I was only going 35 mph, but slowed down and stopped a good ten feet from whatever it was that blocked me. 

It was a blue heron (I didn’t know at the time, I had to look it up later) standing smack on the double line in the middle of the road, and it was staring directly at me. The tall bird didn’t ever avert its gaze but seemed to regard me with stern disapproval. More likely the heron, having binocular vision, saw my car and decided an automobile might be too large a fish to spear with its long yellow beak. But it was a regal bird! Standing fully erect, it could have been five feet tall. A pair of black plumes right above its eyes extended back along its whitish head. I suppose the heron couldn’t help that its eyes, set on each side of the head but forward looking, gave this unsmiling impression. But I knew that, in a sense, it was my mother. She may have been telling me to buck up, to avoid dwelling on mourning in future. I would like to think of her that way, as this heron, that suddenly lifted itself up into the air. I had to make a left turn, and another to get back on a main road, and as I made the second left I saw the blue heron, its massive wings flapping slowly, flying high above and over the road as I drove, on its way to the marsh. 

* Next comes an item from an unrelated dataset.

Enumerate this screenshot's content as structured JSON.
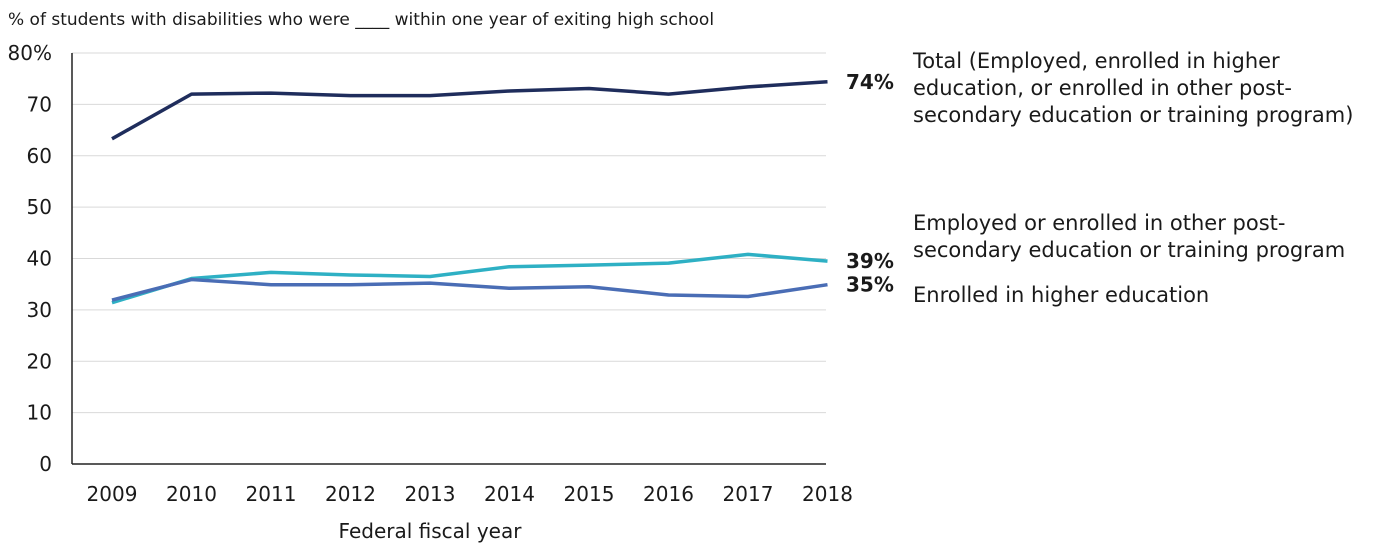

I’ve always felt that truth is far stranger than any fiction. Stranger and more wonderful. The experience was almost unbelievable to me, but watching the heron lift itself up and fly majestically away–that’s how, in part, I want to remember my mother, liberated. Free. She’d done her job, which was to show me how to die when my time comes, and I’m no longer as afraid of my mortality.

We come into the world and take a breath, and that spirit leaves us for heaven or parts unknown when we exhale our last. We don’t disappear completely. I think we rise, somehow.

4 thoughts on “The Blue Heron, Part II

  1. What a beautiful and well written memoir of your relationship between you and your mother’s final time spent together. The tears came as I read about the Blue Heron. Thank you for sharing. You are very talented. Keep writing!!!